All we knew was that Francis was lying low, refusing to do any press interviews. Everyone seemed convinced that Celera would announce the completion of the draft genome in June. Our official line was that although we also hoped to reach our target of 90 percent in June, we would keep any announcement low-key and go for a big song and dance around the time of publication, which we expected to be in September. It was only in early June that we found out what had been going on. In addition to the beer and pizza sessions between Francis and Craig, the British science minister, David Sainsbury, had visited the United States and talked to the White House science advisers about making a simultaneous United States-U.K., public-private announcement of the completion of the draft human genome. The date of the announcement, 26 June, was picked because it was a day that happened to be free in both Bill Clinton’s and Tony Blair’s diaries.
It was not clear that the Human Genome Project had quite got to its magic 90 percent mark by then, and Celera’s data were invisible but known to be thin, so nobody was really ready to announce; but it became politically inescapable to do so. We just put together what we did have and wrapped it up in a nice way, and said it was done. We were sucked into doing exactly what Celera has always done, which is to talk up the result and watch the reports come out saying that it’s all done. Yes, we were just a bunch of phonies! But we were trapped by Washington politics.
Later that day I went round to the Channel Four news studio to be interviewed by Jon Snow for the seven o’clock news. As usual I talked about free data release and its importance. Then they brought in Craig Venter over a transatlantic link from Washington, and asked him about patents. ‘We never said we would patent thousands
of genes,’ he said, asserting that at most the number of patents they might be licensing to their pharmaceutical partners was in ‘small double digit figures.’ ‘The fact that the bar has been raised [by a change in the United States patent office guidelines] is good news for everybody,’ he added. It was tremendously different from the October 1999 press release with its 6,500 patent applications. It seemed to me that our actions in putting so much sequence into the public domain had indeed changed the business plan of the company, or at least the spin it wanted to put on its activities.

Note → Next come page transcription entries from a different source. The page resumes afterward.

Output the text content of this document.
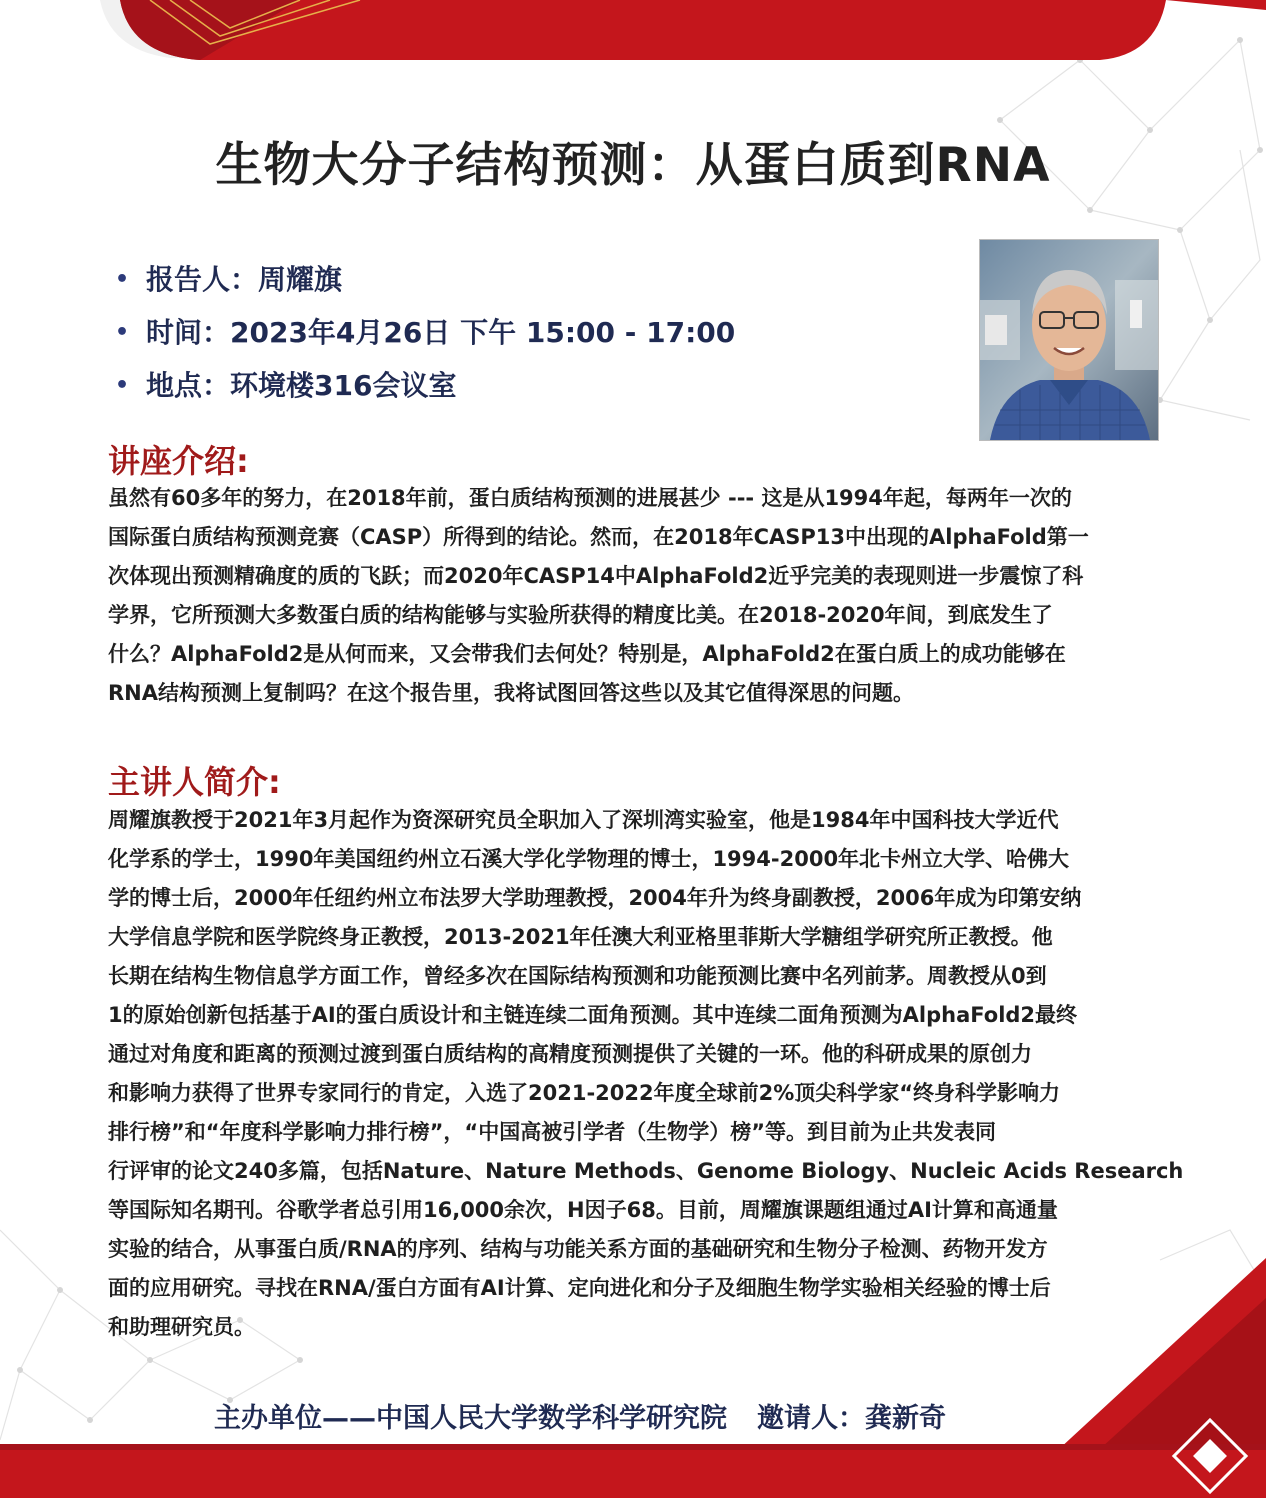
生物大分子结构预测：从蛋白质到RNA
• 报告人：周耀旗
• 时间：2023年4月26日 下午 15:00 - 17:00
• 地点：环境楼316会议室
讲座介绍:
虽然有60多年的努力，在2018年前，蛋白质结构预测的进展甚少 --- 这是从1994年起，每两年一次的
国际蛋白质结构预测竞赛（CASP）所得到的结论。然而，在2018年CASP13中出现的AlphaFold第一
次体现出预测精确度的质的飞跃；而2020年CASP14中AlphaFold2近乎完美的表现则进一步震惊了科
学界，它所预测大多数蛋白质的结构能够与实验所获得的精度比美。在2018-2020年间，到底发生了
什么？AlphaFold2是从何而来，又会带我们去何处？特别是，AlphaFold2在蛋白质上的成功能够在
RNA结构预测上复制吗？在这个报告里，我将试图回答这些以及其它值得深思的问题。
主讲人简介:
周耀旗教授于2021年3月起作为资深研究员全职加入了深圳湾实验室，他是1984年中国科技大学近代
化学系的学士，1990年美国纽约州立石溪大学化学物理的博士，1994-2000年北卡州立大学、哈佛大
学的博士后，2000年任纽约州立布法罗大学助理教授，2004年升为终身副教授，2006年成为印第安纳
大学信息学院和医学院终身正教授，2013-2021年任澳大利亚格里菲斯大学糖组学研究所正教授。他
长期在结构生物信息学方面工作，曾经多次在国际结构预测和功能预测比赛中名列前茅。周教授从0到
1的原始创新包括基于AI的蛋白质设计和主链连续二面角预测。其中连续二面角预测为AlphaFold2最终
通过对角度和距离的预测过渡到蛋白质结构的高精度预测提供了关键的一环。他的科研成果的原创力
和影响力获得了世界专家同行的肯定，入选了2021-2022年度全球前2%顶尖科学家“终身科学影响力
排行榜”和“年度科学影响力排行榜”，“中国高被引学者（生物学）榜”等。到目前为止共发表同
行评审的论文240多篇，包括Nature、Nature Methods、Genome Biology、Nucleic Acids Research
等国际知名期刊。谷歌学者总引用16,000余次，H因子68。目前，周耀旗课题组通过AI计算和高通量
实验的结合，从事蛋白质/RNA的序列、结构与功能关系方面的基础研究和生物分子检测、药物开发方
面的应用研究。寻找在RNA/蛋白方面有AI计算、定向进化和分子及细胞生物学实验相关经验的博士后
和助理研究员。

主办单位——中国人民大学数学科学研究院 邀请人：龚新奇
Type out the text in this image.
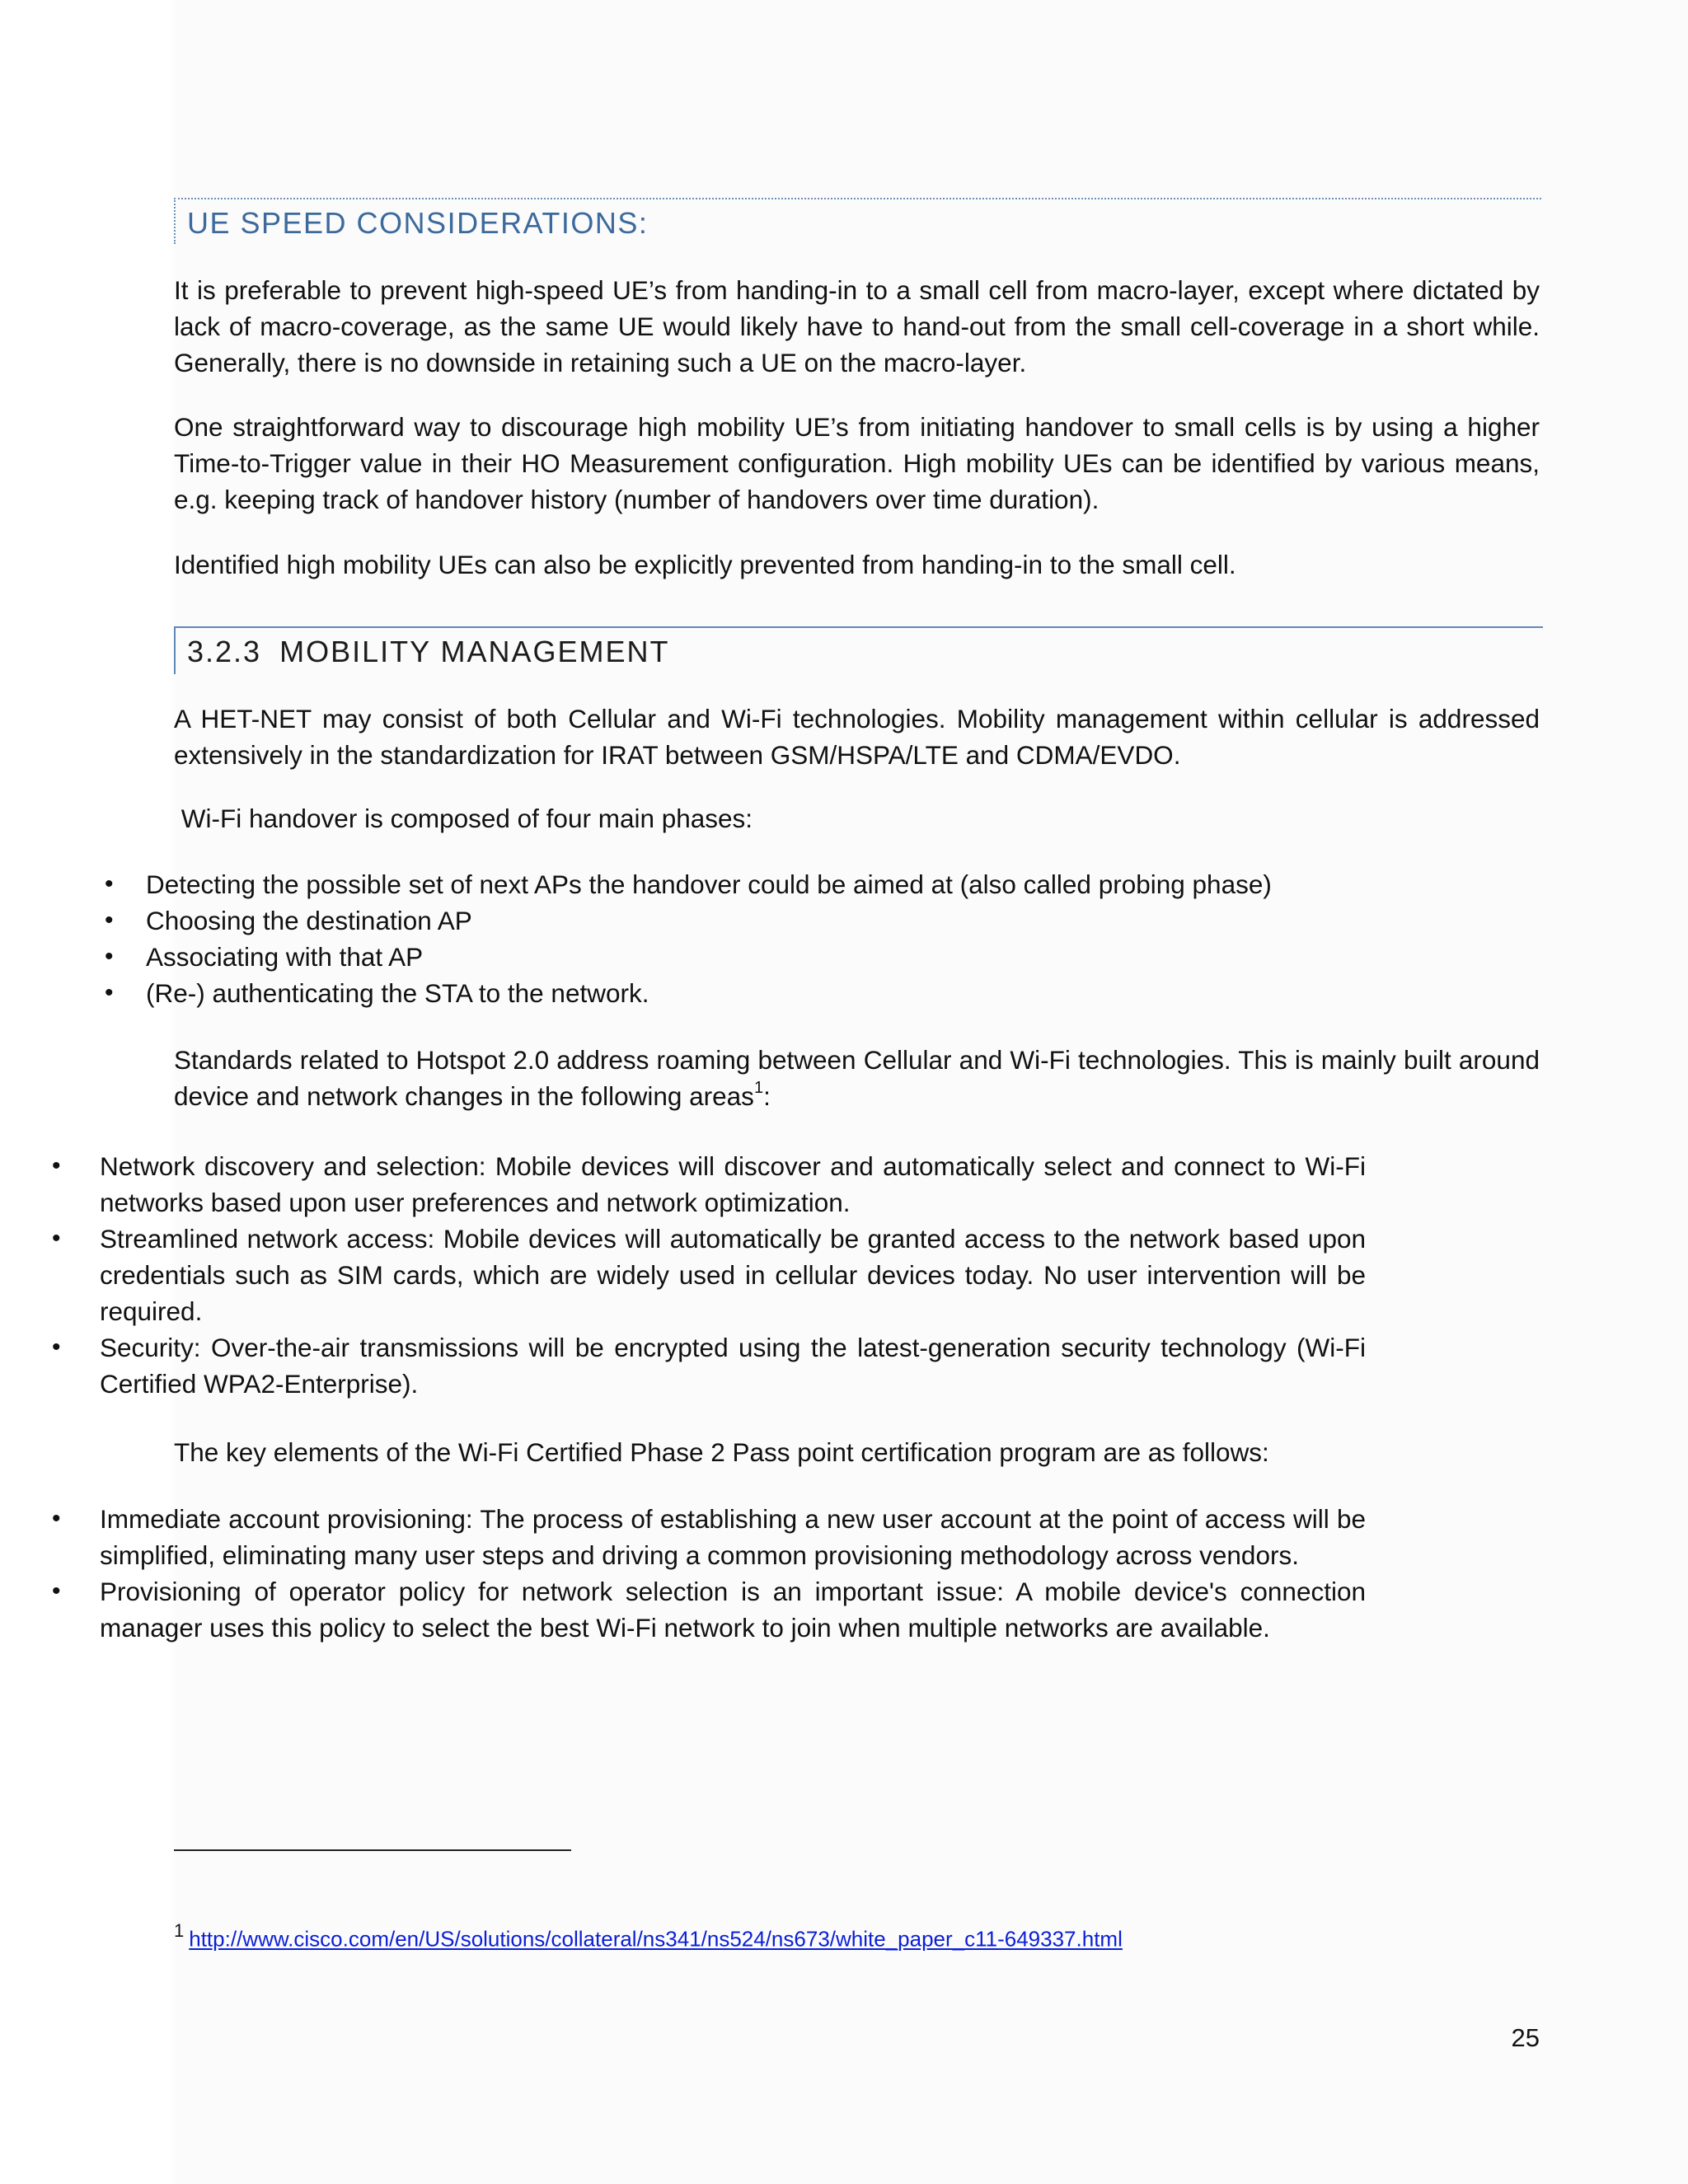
UE SPEED CONSIDERATIONS:

It is preferable to prevent high-speed UE’s from handing-in to a small cell from macro-layer, except where dictated by lack of macro-coverage, as the same UE would likely have to hand-out from the small cell-coverage in a short while. Generally, there is no downside in retaining such a UE on the macro-layer.

One straightforward way to discourage high mobility UE’s from initiating handover to small cells is by using a higher Time-to-Trigger value in their HO Measurement configuration. High mobility UEs can be identified by various means, e.g. keeping track of handover history (number of handovers over time duration).

Identified high mobility UEs can also be explicitly prevented from handing-in to the small cell.

3.2.3 MOBILITY MANAGEMENT

A HET-NET may consist of both Cellular and Wi-Fi technologies. Mobility management within cellular is addressed extensively in the standardization for IRAT between GSM/HSPA/LTE and CDMA/EVDO.

Wi-Fi handover is composed of four main phases:

Standards related to Hotspot 2.0 address roaming between Cellular and Wi-Fi technologies. This is mainly built around device and network changes in the following areas$^1$:

The key elements of the Wi-Fi Certified Phase 2 Pass point certification program are as follows:

• Detecting the possible set of next APs the handover could be aimed at (also called probing phase)
• Choosing the destination AP
• Associating with that AP
• (Re-) authenticating the STA to the network.
• Network discovery and selection: Mobile devices will discover and automatically select and connect to Wi-Fi networks based upon user preferences and network optimization.
• Streamlined network access: Mobile devices will automatically be granted access to the network based upon credentials such as SIM cards, which are widely used in cellular devices today. No user intervention will be required.
• Security: Over-the-air transmissions will be encrypted using the latest-generation security technology (Wi-Fi Certified WPA2-Enterprise).
• Immediate account provisioning: The process of establishing a new user account at the point of access will be simplified, eliminating many user steps and driving a common provisioning methodology across vendors.
• Provisioning of operator policy for network selection is an important issue: A mobile device's connection manager uses this policy to select the best Wi-Fi network to join when multiple networks are available.
$^1$ http://www.cisco.com/en/US/solutions/collateral/ns341/ns524/ns673/white_paper_c11-649337.html
25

Of course, the 26 June announcement was a political gesture, but it genuinely didn’t feel like that on the day. I remember thinking that it really had worked. It didn’t matter that it was founded on the White House desire to get Al Gore elected. What mattered was that people were not talking about ‘the race’ anything like so much. They were actually talking about the implications of the work. And the Human Genome Project’s sequence, incomplete as it was, really was available to anyone to use.